Appellate court judges generally don’t consider new evidence, meaning their rulings are based only on the trial court “record.” (There are exceptions, though—one is when a defendant seeks a new trial because of evidence discovered after trial.) A record includes such materials as a transcript of the testimony and arguments, exhibits the trial judge admitted into evidence, and written motions.
When defense attorneys talk about making a “good record” for appeal, they typically refer to documenting attempts to get the judge to admit or exclude certain evidence, or to instruct the jury in a particular way. Thus, to make a good record is to put before the trial court judge all the information that a defendant wants an appellate court judge to have when deciding whether to reverse a guilty verdict or sentencing decision. (Making a good record during sentencing can involve getting the judge to explain the precise reasons for a sentence.)
Making the Record
In addition to offering all the testimony and documents supporting their claims, the actions that defense attorneys can take to produce a good trial court record include:
Making offers of proof. An offer of proof typically consists of a summary of the testimony that a witness will give if the judge allows the witness to testify. If the trial judge rules that the testimony is inadmissible, making an offer of proof provides an appellate court with a basis for determining whether that ruling was wrong.
Translating gestures into words. If a court reporter can’t transcribe testimony, an appellate court judge probably won’t be able to determine its meaning or admissibility. For example, assume that a witness testifies, “I was standing this close to her,” and holds up her hands to indicate the distance. The distance may be clear to everyone in the courtroom, but not to someone who’s simply reading a transcription of the proceedings. To make a good record, the attorney should translate the gesture into words—for example: “For the record, the witness is holding her hands about two feet apart.”
Making all legitimate objections and arguments. As a general rule, appellate court judges ignore arguments that are made for the first time on appeal. The idea is that if the trial judge didn’t have a chance to rule on the issue, the defendant has given up the right to argue the point. (The “plain error rule” is an exception to this requirement. If the trial judge makes an obvious mistake that affects a defendant’s substantial rights and the integrity of the trial process, an appellate court may reverse a conviction even though the defendant failed to object during trial.)
On the Record
Consider the following examples, which illustrate ways to make a record.

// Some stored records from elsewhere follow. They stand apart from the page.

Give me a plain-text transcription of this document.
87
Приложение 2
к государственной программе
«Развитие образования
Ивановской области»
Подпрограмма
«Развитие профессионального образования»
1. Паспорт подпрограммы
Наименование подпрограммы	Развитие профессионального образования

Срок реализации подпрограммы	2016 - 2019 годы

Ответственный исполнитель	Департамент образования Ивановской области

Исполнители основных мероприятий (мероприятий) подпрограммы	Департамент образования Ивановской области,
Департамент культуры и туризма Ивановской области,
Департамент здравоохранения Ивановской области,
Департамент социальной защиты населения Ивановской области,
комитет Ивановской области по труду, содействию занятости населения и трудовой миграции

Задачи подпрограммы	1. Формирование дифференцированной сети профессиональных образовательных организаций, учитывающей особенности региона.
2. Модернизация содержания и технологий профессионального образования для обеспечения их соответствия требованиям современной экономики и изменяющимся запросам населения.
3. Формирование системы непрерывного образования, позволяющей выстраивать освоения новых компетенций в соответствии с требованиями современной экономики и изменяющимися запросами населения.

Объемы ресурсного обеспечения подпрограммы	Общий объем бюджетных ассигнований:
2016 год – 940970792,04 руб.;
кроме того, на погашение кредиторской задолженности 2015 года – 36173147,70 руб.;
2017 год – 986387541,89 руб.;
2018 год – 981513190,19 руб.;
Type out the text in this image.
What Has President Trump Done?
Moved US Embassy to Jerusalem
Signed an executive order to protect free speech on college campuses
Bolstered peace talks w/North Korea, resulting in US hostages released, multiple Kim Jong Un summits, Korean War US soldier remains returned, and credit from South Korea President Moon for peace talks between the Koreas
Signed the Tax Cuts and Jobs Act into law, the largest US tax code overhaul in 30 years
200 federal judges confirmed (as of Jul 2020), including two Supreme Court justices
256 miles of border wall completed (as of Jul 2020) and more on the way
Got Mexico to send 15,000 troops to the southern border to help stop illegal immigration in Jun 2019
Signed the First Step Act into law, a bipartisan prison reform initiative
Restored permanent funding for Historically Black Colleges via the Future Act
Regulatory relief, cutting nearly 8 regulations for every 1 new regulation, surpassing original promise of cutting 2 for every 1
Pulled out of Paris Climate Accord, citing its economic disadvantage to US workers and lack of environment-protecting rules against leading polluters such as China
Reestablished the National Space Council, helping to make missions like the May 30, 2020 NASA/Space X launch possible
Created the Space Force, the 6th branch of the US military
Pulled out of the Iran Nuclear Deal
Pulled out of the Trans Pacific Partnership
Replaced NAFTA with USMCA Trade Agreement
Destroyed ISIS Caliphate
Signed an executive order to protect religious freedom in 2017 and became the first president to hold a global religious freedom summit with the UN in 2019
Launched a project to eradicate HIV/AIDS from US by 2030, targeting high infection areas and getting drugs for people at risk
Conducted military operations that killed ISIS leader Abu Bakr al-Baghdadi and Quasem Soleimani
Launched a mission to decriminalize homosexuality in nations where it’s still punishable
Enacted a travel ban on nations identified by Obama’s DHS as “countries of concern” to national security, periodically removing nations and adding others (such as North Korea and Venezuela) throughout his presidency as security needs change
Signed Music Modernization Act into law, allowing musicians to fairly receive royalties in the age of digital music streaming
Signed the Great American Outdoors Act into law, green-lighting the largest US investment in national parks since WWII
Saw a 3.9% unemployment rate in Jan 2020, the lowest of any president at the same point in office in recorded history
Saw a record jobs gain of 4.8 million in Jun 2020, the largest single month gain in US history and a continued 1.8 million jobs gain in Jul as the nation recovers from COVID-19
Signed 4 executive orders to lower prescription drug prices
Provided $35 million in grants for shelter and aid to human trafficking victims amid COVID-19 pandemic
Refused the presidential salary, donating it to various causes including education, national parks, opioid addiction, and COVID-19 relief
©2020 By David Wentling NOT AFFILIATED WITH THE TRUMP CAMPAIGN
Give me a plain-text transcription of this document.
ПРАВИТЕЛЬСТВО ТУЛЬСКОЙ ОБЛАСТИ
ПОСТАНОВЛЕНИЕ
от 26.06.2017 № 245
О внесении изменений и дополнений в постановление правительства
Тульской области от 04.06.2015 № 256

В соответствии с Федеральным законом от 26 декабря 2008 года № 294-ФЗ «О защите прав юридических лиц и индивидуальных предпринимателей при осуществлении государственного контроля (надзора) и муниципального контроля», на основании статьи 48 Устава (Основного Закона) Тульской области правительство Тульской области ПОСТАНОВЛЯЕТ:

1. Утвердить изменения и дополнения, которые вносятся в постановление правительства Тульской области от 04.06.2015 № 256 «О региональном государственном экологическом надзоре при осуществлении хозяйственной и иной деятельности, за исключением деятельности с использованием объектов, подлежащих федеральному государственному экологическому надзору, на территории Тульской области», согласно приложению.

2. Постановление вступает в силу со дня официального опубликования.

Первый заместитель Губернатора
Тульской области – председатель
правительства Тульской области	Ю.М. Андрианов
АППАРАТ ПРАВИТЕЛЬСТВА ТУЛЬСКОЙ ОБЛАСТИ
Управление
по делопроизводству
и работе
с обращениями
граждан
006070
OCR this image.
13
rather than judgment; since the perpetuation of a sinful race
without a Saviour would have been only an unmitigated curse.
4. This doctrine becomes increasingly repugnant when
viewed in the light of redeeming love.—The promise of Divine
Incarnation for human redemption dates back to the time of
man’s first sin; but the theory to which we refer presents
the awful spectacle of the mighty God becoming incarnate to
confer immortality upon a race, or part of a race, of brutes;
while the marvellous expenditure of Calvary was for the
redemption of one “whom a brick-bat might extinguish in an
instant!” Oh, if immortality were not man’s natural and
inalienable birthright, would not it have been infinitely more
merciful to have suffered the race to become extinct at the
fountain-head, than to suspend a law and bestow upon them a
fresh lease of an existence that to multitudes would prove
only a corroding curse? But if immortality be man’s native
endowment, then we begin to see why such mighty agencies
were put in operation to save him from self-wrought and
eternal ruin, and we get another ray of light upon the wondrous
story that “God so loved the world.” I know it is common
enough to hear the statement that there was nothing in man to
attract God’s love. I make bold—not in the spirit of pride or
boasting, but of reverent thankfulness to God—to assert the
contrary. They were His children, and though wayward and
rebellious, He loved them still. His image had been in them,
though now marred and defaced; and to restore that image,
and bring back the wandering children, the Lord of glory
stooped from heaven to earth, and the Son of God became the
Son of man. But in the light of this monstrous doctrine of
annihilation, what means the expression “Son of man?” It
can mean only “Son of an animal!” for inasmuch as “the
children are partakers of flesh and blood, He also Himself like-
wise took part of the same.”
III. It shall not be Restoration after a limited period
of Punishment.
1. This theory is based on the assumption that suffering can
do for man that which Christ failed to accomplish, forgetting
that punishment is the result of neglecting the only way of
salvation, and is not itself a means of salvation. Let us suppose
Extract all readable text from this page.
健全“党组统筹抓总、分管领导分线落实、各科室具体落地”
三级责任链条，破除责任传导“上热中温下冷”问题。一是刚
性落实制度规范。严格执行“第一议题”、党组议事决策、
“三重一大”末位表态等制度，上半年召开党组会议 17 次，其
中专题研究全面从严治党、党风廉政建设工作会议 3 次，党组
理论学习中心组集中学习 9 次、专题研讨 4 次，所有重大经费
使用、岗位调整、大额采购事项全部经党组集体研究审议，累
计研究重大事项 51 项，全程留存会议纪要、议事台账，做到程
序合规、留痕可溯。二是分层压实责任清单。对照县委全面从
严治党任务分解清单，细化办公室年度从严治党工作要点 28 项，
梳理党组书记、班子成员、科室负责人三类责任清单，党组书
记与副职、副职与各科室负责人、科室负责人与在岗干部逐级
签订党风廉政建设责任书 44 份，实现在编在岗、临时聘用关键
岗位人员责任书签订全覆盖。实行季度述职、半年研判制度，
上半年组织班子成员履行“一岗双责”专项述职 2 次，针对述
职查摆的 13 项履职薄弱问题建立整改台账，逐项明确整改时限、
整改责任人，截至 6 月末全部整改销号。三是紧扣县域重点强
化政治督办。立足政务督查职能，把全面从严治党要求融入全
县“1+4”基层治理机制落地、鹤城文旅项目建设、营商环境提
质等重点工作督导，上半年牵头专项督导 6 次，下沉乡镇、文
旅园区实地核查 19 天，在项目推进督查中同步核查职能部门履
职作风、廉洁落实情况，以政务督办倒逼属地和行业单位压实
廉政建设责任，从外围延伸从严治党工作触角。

The Sneaky Witness. A prosecution witness, alleged victim Suzie Fels, sneers at defendant Andrew Williams while he is testifying. Suzie mouths in a whisper to the jury, “Evil man—I hope he hangs.” The defense attorney should recite what happened for the record. The attorney may say something like, “Your Honor, let the record reflect that the witness is making faces at my client and whispering to the jury.” Unless the witness’s misconduct is a matter of record, an appellate court won’t consider it. The lawyer should ask the judge to order the witness to cease with the behavior and report what she said; the lawyer should also request that the judge order the jury not to consider the witness’s comments.
Waive it Goodbye. Dave Lenoman is on trial for burglary. Dave’s defense is an alibi. During the trial, he asks the judge to receive into evidence a hotel receipt showing that he was out of town on the evening of the burglary. The judge rules that the receipt is inadmissible hearsay, and refuses to admit it into evidence unless Dave offers evidence showing that the receipt is a business record (a type of potentially admissible hearsay). On appeal, Dave submits an affidavit from the hotel clerk demonstrating that the receipt was a business record. An appellate court won’t consider the clerk’s affidavit. Dave failed to offer the necessary evidence at trial, so he can’t present it for the first time on appeal.
A Missing Objection. Same case. During Dave’s trial, the prosecutor offers evidence that Dave had previously been convicted of drunk driving. Dave neglects to object to this evidence. Because Dave didn’t object during trial, an appellate court won’t consider his argument that the evidence was improperly admitted.